Les images montrent moins d’arbres dans les quartiers à majorité hispanique, ce qui explique en partie pourquoi ils ont toujours été plus chauds. Au fil du temps, les chercheurs suggèrent que les plantes qui existent dans ces quartiers sont moins saines à mesure que la chaleur augmente parallèlement à des périodes de sécheresse plus longues et plus fréquentes.

Compte tenu de ces tendances, les chercheurs ont été surpris de constater que les arbres se sont améliorés en termes de refroidissement des températures de surface du sol au fil du temps. Même si le climat se réchauffe, les plantes transpirent de plus en plus efficacement, ce qui signifie que davantage d’eau s’évapore des pores de leurs feuilles. Cependant, leur transpiration ne s’améliore pas aussi vite que la chaleur augmente.

De plus, les chercheurs préviennent qu’il existe des seuils de température au-dessus desquels les plantes ne pourront plus transpirer, ni rafraîchir le sol, comme elles le faisaient auparavant.

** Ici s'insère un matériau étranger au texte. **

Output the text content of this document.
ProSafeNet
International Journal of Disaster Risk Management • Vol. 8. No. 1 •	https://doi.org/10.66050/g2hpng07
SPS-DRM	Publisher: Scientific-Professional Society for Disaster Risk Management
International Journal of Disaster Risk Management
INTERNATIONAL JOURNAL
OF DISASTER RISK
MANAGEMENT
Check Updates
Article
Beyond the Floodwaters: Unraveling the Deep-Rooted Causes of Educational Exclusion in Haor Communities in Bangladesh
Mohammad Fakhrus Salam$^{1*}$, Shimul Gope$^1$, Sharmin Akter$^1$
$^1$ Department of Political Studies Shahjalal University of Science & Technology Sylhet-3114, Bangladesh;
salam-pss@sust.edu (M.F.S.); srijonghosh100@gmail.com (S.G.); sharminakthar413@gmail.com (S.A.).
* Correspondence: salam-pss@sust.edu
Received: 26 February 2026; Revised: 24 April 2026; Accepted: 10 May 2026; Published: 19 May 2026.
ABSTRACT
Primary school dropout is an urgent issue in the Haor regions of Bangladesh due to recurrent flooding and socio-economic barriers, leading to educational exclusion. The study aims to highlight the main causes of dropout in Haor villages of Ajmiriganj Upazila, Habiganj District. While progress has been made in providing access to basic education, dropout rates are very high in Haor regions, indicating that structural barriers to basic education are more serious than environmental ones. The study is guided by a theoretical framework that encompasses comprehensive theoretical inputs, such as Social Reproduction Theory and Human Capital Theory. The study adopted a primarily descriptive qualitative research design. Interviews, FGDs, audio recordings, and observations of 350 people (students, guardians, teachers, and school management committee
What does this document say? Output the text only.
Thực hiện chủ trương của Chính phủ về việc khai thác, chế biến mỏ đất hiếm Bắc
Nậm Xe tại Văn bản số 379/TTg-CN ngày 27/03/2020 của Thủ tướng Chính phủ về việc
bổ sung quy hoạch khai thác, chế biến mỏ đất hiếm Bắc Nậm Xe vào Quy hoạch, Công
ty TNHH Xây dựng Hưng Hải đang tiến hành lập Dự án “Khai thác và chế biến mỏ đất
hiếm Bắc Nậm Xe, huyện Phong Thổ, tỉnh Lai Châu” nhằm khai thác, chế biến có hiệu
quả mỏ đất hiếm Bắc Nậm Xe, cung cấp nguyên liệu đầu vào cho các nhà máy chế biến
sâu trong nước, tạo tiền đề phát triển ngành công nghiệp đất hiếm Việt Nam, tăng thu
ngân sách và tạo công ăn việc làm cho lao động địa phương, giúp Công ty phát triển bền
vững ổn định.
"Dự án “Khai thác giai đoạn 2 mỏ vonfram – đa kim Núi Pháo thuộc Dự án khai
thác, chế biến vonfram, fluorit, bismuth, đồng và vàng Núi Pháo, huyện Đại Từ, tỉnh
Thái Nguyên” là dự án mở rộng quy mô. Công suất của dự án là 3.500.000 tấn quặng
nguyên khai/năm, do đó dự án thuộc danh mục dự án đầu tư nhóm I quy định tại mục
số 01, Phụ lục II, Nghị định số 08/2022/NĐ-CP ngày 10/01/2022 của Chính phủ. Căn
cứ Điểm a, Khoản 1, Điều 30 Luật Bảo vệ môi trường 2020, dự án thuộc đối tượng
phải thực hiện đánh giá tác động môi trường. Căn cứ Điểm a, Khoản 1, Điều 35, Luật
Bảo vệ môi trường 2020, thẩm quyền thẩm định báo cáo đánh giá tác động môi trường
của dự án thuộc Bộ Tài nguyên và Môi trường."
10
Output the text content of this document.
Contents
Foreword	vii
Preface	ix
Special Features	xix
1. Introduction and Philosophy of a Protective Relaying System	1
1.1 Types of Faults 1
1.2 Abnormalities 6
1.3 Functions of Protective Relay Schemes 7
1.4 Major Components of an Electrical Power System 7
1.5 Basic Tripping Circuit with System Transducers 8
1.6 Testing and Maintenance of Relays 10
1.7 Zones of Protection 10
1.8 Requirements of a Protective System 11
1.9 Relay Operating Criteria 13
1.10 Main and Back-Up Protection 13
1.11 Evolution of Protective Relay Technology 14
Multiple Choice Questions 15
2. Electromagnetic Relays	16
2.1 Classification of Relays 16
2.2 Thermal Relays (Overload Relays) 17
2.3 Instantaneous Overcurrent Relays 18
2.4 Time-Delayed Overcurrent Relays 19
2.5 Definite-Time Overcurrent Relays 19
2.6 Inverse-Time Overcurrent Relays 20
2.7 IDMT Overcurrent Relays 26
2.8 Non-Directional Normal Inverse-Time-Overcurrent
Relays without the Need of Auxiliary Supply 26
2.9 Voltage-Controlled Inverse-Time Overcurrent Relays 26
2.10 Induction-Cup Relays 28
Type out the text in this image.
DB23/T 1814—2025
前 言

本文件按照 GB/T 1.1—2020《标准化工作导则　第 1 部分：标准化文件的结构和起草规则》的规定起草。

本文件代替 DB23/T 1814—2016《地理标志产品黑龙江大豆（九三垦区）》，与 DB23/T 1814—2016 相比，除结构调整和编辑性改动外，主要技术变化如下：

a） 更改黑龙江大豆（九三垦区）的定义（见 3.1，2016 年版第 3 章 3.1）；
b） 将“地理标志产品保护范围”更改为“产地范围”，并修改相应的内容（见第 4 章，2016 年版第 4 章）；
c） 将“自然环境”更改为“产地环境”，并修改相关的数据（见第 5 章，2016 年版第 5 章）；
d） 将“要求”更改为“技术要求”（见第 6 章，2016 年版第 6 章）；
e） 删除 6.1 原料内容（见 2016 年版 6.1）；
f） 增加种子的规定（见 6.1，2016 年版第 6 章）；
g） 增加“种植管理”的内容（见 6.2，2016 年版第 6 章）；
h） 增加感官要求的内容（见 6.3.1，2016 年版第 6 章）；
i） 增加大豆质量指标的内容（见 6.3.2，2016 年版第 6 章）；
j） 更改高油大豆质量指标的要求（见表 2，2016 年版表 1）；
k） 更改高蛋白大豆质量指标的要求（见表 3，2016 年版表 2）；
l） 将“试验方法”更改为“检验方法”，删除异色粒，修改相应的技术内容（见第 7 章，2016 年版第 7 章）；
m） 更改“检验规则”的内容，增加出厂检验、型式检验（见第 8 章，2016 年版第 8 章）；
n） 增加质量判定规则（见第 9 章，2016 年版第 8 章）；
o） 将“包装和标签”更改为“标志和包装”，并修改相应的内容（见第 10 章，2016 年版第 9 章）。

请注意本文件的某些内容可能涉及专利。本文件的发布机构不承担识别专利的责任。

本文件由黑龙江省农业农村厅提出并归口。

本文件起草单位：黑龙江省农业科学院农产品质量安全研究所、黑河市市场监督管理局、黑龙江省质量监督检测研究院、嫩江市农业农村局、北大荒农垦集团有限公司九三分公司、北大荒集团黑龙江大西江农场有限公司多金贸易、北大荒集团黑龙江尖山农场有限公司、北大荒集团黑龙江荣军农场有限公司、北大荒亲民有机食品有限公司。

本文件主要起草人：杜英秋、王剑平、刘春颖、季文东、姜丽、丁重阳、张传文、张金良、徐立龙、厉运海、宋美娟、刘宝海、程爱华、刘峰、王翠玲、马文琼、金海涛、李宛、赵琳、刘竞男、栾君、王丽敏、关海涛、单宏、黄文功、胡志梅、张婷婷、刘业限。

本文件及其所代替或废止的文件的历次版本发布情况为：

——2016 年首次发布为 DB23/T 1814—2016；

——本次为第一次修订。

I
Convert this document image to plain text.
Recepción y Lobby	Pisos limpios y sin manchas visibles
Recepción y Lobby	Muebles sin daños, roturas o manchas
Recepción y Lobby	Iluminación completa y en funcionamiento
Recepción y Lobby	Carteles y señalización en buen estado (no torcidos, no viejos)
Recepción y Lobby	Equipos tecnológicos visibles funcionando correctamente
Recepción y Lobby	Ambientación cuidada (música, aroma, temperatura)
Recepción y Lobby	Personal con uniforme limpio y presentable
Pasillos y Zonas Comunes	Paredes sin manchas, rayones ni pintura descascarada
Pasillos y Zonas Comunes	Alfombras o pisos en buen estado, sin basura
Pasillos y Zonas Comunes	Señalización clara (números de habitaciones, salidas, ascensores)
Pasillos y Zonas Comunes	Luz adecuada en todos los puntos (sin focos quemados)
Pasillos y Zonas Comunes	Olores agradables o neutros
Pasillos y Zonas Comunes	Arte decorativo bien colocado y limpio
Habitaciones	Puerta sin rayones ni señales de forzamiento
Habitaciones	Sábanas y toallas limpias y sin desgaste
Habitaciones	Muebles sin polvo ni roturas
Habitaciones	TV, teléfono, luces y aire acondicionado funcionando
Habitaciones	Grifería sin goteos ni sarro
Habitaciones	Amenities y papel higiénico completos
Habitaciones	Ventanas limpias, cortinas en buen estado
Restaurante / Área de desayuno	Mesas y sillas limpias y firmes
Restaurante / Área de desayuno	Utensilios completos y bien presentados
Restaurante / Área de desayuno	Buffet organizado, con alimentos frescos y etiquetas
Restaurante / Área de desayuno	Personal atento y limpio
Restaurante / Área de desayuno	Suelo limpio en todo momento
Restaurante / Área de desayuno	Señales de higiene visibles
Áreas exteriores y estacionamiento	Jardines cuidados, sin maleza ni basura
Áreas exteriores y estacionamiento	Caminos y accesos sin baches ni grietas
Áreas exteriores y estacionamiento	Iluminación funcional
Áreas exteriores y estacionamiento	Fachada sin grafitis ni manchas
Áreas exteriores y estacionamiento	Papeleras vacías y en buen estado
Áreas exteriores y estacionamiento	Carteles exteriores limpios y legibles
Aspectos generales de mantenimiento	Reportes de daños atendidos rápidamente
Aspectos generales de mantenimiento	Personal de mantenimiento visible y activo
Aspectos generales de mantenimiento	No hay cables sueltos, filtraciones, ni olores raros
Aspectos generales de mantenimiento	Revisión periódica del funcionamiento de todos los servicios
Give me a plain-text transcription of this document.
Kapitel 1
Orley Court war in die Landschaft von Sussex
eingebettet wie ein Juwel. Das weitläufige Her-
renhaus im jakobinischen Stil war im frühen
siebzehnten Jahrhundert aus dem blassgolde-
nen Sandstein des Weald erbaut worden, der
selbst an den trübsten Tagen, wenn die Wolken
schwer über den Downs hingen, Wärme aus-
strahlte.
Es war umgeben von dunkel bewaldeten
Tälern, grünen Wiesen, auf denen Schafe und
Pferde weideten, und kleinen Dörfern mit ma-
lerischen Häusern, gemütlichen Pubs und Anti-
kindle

« Le réchauffement que la ville a connu est inférieur à ce qu’il aurait été globalement, grâce aux plantes. Mais à mesure que la température augmente, cela met à rude épreuve la capacité des plantes à aider. La transpiration finira par atteindre son maximum, et bien que cela ne fasse pas partie de ce que nous avons prévu. trouvé dans l’étude, je m’attends à ce que la ville devienne beaucoup plus chaude et beaucoup plus rapidement », a déclaré Kucera.

Les chercheurs émettent également l’hypothèse que les riches résidents qui plantent des jardins économes en eau, en réponse à la sécheresse, augmentent également la chaleur dans leurs quartiers. Bien que les cactus et les plantes succulentes utilisent l’eau avec plus de parcimonie, ils n’offrent pas autant de refroidissement que les arbres et arbustes à feuilles.

« Les résultats portent un message clair. Les inégalités de revenus vont se réduire. Et la situation deviendra beaucoup plus chaude et beaucoup plus rapide à l’avenir pour les personnes riches », a déclaré Darrel Jenerette, professeur de botanique à l’UCR et co-auteur de l’étude. .

Cependant, les chercheurs soulignent que les plantes ont encore un rôle à jouer pour compenser le pire de l’augmentation de la chaleur, tout comme d’autres mesures de refroidissement.

« Les quartiers les plus pauvres et dominés par les minorités sont déjà en grande difficulté en ce qui concerne les impacts sur la santé de la chaleur extrême. Notre étude montre qu’ils ont toujours supporté le plus gros du réchauffement et qu’ils le font encore », a déclaré Jenerette.

« Trouver des moyens de garantir que des éléments tels que la climatisation et l’isolation soient accessibles à tous est absolument essentiel pour réduire les dommages qui proviendront certainement du changement climatique. »

En outre, les chercheurs pensent que les leçons de Los Angeles s’appliqueront probablement aux villes du monde entier.

« Nous considérons définitivement la région de Los Angeles comme un modèle pour les effets du climat sur la végétation à l’échelle mondiale. C’est l’une des villes les plus grandes et les plus diversifiées au monde, en particulier pour les arbres. Les effets climatiques à Los Angeles sont susceptibles de refléter ce qui se passe à Los Angeles. villes du monde entier qui deviennent également de plus en plus chaudes », a déclaré Jenerette.